Problem: We consider the sleep stage classification task from electroencephalographic (EEG) measurements. The dataset has five source domains, where each domain contains data gathered with a different machine. The goal is to generalize to unseen machines.
Downloads: The preprocessed data is available on Academic Torrents and via Google Drive. It can also be directly downloaded through the WOODS dataset download script by running the following command:
```
python -m woods.scripts.download_datasets CAP --data_path /path/to/data
```
Preprocessing The preprocessing script can be found on the WOODS preprocessing script.
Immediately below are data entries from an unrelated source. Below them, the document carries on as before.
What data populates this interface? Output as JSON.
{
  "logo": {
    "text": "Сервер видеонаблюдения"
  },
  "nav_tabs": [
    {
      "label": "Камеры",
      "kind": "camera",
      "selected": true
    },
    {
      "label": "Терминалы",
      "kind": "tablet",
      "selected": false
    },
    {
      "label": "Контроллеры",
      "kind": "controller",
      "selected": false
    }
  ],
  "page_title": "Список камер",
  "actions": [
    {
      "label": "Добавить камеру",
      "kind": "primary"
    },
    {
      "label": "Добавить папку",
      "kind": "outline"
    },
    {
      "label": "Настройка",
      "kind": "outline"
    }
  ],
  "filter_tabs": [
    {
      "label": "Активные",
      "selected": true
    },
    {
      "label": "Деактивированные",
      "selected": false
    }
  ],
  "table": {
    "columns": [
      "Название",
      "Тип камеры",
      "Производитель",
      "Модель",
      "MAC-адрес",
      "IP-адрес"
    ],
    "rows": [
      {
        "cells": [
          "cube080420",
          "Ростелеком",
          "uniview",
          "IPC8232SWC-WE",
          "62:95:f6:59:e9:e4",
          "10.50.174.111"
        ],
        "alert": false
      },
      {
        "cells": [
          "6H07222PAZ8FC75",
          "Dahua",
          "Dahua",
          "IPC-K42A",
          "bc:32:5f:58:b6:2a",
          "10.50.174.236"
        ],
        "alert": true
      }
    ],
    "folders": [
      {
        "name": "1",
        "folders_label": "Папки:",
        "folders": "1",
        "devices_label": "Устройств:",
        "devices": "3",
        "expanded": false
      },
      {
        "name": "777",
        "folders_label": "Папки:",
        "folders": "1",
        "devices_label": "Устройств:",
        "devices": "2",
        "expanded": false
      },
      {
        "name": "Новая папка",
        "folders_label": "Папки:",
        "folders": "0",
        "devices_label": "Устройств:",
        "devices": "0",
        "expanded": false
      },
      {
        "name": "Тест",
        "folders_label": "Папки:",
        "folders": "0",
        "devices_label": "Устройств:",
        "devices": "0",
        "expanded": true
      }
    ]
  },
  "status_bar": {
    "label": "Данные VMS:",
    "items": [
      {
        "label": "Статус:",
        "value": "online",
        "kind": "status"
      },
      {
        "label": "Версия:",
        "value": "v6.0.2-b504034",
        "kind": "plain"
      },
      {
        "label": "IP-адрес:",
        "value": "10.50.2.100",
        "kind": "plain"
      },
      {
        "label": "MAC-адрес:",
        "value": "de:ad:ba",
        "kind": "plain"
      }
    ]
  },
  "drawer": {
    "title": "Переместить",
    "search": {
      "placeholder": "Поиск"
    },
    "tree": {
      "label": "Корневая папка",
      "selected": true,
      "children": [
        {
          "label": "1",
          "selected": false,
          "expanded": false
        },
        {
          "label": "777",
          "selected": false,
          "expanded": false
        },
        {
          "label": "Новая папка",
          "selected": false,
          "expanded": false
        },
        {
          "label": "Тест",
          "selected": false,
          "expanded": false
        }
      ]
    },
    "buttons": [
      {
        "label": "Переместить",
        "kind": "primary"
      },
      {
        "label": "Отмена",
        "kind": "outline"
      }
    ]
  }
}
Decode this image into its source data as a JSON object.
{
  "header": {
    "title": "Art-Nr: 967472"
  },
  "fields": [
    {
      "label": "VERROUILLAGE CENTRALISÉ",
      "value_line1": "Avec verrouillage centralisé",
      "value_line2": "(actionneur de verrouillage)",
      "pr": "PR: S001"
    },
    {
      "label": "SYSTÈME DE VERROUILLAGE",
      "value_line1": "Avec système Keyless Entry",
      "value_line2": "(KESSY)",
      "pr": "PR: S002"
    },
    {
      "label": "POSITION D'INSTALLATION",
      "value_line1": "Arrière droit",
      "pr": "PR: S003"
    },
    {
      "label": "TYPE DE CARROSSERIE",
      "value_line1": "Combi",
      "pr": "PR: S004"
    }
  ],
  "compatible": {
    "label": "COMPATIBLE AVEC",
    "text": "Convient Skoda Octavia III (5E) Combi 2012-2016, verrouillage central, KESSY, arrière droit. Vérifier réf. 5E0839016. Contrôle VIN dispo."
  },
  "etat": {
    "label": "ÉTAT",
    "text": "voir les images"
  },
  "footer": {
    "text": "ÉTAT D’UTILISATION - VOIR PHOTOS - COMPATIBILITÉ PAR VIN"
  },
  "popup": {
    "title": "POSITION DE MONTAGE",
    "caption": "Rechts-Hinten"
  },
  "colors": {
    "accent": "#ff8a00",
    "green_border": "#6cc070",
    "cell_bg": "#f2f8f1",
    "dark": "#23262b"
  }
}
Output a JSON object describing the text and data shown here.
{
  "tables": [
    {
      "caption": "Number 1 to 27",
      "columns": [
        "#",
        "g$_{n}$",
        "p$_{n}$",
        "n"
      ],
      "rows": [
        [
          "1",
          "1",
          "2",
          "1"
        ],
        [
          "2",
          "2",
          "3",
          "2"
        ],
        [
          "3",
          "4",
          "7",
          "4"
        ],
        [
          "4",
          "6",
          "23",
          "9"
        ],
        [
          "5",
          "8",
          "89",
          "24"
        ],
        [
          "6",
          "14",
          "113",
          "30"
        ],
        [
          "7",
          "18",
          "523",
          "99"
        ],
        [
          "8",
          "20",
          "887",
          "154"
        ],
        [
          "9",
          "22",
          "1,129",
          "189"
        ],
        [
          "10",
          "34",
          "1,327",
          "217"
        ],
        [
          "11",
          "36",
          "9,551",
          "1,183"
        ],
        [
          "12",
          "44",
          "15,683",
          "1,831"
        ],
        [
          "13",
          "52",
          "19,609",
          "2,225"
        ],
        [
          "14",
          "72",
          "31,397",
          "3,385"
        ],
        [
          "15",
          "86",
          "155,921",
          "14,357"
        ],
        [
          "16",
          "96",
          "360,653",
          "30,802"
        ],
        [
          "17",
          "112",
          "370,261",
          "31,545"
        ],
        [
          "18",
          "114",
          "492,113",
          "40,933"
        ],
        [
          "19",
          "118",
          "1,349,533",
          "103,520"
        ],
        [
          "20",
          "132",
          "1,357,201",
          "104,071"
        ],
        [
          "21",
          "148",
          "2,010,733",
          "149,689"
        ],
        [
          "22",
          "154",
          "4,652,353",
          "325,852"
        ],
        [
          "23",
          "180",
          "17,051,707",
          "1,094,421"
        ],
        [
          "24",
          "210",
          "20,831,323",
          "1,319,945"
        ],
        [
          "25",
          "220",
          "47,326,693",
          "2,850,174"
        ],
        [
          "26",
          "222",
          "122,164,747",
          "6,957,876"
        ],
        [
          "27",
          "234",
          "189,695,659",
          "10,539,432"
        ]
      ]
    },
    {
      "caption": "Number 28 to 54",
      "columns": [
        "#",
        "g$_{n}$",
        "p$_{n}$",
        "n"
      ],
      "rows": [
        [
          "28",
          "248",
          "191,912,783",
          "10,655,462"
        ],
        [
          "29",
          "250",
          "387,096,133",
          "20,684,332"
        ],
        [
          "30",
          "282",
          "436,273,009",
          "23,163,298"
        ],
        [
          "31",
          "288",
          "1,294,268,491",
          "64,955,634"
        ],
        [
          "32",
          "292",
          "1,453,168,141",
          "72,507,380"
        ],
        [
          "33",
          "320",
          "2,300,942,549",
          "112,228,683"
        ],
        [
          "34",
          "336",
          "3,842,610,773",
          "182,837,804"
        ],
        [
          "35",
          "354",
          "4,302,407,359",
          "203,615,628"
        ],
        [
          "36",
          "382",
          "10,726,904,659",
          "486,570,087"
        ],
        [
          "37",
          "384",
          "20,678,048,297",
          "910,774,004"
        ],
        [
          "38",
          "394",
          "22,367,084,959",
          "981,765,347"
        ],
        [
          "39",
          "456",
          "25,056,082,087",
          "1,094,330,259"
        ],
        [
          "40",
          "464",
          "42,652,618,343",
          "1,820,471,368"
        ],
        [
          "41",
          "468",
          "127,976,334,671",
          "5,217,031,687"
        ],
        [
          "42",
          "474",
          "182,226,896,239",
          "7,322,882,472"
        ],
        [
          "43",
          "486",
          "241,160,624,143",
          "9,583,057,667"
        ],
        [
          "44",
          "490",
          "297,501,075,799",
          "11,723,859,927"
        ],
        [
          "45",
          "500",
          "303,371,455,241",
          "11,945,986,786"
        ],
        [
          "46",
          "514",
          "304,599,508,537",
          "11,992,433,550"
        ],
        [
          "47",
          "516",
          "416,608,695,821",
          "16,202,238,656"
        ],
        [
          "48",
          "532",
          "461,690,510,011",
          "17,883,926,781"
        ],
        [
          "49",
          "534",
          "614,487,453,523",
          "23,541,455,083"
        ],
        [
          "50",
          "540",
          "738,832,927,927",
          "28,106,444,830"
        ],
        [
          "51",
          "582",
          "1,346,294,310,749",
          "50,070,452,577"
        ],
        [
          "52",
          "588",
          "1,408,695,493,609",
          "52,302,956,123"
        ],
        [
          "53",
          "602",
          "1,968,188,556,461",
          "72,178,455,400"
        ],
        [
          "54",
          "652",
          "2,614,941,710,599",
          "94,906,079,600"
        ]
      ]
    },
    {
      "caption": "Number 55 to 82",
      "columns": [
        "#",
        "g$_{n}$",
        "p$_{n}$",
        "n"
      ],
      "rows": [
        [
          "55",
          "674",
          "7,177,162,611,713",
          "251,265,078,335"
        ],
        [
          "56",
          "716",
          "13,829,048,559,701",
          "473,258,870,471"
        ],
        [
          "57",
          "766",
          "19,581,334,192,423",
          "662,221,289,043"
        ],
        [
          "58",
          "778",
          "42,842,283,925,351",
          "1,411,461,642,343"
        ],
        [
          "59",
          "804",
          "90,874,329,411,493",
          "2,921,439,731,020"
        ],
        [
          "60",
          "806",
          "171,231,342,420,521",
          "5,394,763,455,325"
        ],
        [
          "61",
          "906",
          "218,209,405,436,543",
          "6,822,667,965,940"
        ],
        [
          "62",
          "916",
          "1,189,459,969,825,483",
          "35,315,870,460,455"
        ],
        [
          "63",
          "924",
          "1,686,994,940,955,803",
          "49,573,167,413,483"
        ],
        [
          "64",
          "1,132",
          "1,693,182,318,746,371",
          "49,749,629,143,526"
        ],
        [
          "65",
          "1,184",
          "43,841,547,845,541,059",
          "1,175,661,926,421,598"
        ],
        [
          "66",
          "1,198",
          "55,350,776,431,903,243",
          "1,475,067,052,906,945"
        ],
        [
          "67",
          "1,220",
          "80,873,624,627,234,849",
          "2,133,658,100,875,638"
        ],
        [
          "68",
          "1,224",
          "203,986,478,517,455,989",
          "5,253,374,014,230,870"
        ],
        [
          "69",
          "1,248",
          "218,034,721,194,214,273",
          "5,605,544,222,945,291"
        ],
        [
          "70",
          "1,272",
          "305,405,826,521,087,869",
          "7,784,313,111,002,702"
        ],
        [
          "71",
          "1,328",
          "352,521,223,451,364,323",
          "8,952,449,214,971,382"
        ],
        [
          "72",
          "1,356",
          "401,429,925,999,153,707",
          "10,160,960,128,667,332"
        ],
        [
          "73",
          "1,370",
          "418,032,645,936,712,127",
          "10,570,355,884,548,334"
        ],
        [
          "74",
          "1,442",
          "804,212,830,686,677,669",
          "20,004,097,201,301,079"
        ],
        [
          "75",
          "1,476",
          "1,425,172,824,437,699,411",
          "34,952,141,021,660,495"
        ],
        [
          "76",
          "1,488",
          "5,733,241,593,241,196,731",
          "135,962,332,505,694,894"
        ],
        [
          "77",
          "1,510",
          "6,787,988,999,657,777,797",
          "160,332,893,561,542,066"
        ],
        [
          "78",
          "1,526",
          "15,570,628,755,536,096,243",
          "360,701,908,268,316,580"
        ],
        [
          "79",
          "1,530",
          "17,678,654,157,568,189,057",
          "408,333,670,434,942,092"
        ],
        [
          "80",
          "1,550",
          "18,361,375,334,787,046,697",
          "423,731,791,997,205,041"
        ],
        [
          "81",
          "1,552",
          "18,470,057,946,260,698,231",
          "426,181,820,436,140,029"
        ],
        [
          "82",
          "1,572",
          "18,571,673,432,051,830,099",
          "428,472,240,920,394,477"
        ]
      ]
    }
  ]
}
You can run the preprocessing yourself by running the following command:
```
python -m woods.scripts.fetch_and_preprocess CAP --data_path /path/to/data
```

References

[1] Terzano, Mario Giovanni, et al. “Atlas, rules, and recording techniques for the scoring of cyclic alternating pattern (CAP) in human sleep.” Sleep medicine 3.2 (2002): 187-199.

[2] Goldberger, Ary L., et al. “PhysioBank, PhysioToolkit, and PhysioNet: components of a new research resource for complex physiologic signals.” circulation 101.23 (2000): e215-e220.

License

This dataset is licensed under the Open Data Commons Attribution license v1.0.